You are viewing a plain text version of this content. The canonical link for it is here.
Posted to user@arrow.apache.org by Sam Wright <Sa...@utah.edu> on 2020/07/22 00:48:14 UTC

rust-parquet write performance [help request]

(I should preface that I am extremely new with parquet)

I have an application (written in rust) that logs high-frequency data to an
sqlite database. Our analysts would prefer to move the data to parquet.

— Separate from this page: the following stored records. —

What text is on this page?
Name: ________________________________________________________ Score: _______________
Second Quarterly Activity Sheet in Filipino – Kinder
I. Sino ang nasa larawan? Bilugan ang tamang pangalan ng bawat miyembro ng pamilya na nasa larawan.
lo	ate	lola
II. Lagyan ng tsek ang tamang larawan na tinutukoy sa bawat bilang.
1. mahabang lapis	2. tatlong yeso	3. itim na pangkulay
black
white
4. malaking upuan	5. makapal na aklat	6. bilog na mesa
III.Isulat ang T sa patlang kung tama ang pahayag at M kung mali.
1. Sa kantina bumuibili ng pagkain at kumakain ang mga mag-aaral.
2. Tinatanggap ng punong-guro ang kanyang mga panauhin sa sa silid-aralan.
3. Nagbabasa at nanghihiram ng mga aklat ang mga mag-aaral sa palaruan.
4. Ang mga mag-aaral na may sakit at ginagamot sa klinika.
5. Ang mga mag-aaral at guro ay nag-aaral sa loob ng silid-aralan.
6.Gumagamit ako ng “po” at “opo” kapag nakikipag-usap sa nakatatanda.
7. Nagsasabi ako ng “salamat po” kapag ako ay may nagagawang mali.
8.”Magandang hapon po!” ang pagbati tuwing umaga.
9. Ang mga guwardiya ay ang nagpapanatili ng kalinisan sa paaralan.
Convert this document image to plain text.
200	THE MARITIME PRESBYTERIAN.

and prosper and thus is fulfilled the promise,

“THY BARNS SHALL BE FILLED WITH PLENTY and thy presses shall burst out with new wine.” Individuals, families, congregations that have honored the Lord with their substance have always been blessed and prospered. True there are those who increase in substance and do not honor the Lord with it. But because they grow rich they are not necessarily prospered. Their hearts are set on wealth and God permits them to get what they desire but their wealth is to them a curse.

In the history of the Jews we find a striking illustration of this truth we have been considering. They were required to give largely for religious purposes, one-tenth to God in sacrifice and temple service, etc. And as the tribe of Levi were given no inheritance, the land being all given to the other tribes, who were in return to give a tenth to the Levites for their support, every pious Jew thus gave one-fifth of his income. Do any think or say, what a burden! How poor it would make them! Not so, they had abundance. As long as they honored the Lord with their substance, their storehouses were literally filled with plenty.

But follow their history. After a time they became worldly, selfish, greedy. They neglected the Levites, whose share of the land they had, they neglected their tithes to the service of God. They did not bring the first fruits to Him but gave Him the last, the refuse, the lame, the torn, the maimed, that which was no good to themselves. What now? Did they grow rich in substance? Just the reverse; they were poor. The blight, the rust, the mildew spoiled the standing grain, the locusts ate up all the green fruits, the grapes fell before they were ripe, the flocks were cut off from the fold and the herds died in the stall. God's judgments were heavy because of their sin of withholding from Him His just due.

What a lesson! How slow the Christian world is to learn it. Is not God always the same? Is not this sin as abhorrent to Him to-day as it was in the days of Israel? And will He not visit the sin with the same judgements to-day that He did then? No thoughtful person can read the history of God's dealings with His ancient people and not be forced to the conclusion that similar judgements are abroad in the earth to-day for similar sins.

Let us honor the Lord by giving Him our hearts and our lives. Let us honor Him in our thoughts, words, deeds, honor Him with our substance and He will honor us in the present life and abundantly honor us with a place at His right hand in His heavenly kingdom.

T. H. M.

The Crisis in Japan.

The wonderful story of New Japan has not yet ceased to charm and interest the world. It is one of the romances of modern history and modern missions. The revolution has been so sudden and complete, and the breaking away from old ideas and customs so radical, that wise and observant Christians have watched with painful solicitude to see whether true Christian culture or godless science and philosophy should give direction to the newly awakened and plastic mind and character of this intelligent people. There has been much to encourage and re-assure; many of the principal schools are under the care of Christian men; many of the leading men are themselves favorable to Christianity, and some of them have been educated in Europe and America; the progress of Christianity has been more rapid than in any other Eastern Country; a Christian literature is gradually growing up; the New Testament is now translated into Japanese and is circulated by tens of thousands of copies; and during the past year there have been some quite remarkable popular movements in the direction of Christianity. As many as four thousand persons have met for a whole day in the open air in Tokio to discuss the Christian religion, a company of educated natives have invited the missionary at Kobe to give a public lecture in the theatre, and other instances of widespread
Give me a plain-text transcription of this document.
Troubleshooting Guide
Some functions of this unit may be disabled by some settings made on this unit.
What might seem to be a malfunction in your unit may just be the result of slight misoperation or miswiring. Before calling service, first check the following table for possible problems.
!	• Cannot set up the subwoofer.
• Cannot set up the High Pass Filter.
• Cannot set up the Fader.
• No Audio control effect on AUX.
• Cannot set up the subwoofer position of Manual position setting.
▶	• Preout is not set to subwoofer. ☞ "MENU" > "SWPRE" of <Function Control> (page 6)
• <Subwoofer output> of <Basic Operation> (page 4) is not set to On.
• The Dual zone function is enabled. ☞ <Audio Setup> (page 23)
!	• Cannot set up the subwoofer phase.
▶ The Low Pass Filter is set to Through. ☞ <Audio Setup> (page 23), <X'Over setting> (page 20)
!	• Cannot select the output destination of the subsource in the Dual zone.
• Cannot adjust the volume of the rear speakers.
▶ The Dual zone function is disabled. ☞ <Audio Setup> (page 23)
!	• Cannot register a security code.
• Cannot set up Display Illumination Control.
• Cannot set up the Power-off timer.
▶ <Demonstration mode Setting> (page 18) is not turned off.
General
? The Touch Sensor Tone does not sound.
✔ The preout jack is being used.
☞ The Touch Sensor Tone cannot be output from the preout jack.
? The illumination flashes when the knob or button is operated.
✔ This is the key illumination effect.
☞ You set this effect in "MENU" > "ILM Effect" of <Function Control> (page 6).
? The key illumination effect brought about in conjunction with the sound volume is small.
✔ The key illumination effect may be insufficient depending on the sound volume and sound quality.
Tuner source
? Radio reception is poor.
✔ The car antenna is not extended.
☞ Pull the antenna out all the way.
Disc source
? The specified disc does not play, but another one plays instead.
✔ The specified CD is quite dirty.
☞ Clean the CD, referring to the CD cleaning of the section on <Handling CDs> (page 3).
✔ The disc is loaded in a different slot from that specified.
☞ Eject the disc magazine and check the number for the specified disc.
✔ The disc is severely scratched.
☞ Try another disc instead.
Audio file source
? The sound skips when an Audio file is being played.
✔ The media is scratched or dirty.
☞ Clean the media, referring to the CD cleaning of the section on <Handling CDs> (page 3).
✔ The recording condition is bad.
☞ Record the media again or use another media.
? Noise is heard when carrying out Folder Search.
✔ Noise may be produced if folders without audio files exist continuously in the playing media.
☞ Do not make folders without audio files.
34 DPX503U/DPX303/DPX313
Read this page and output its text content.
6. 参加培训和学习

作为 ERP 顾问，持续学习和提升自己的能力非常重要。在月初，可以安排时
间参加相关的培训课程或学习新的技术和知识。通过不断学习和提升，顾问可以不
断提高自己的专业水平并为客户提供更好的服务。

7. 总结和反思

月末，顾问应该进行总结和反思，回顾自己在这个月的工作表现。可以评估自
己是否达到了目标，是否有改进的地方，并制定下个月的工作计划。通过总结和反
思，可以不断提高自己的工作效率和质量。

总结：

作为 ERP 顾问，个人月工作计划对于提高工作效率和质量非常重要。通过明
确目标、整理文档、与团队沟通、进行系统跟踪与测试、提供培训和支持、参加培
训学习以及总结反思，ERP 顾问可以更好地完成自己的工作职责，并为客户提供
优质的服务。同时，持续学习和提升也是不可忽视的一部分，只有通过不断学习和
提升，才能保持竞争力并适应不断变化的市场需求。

I have written a simple proof of concept based on the 0.16.0 release of
parquet, and am getting quite poor write performance. I would like to
verify that I am approaching the problem correctly and using the tooling
properly.

My data is shaped entirely flat containing ~1200 columns. Something like:

message my_data {
    required data1 INT32;
    required data2 INT32;
    ...
    required data1200 INT32;
}

The program flow simply mirrors the example shown here
<https://docs.rs/parquet/0.16.0/parquet/column/index.html>, and is as
follows -- I open a file with a SerializedFileWriter, from which I get a
RowGroupWriter. Using that I get a typed ColumnWriter for each column and
call write_batch with its new data. (My supposition is that this
effectively creates a transaction for each column each update opening and
closing the file to make many small writes)

In a parallel effort, another developer wrote another proof of concept
using the cpp variant of parquet. This version is many, many times faster.
They describe their flow as follows -- I use a ParquetFileWriter to create
an AppendBufferedRowGroup. From that I get a writer for the specific type
of data that I want to write and I call the WriteBatch method on it. After
I have written N rows (default N = 1000) I flush the FileOutputStreamthat
the ParquetFileWriter is using and finally I close the ParquetFileWriter. I
do that for each batch of N.

So my questions come in multiple parts -

   1.

   Is my rust workflow "correct"? I recognize that the reference
   implementation I am using involves nested data structures, where my
   use-case has none (no repetition or definition values).
   2.

   Is there a way to get the workflow outlined in the cpp example, but
   using the rust API? I recognize that the rust parquet writer is a WIP
   3.

   If the API does not support this buffered functionality (yet?) is there
   a timeline for when it will?


- Sam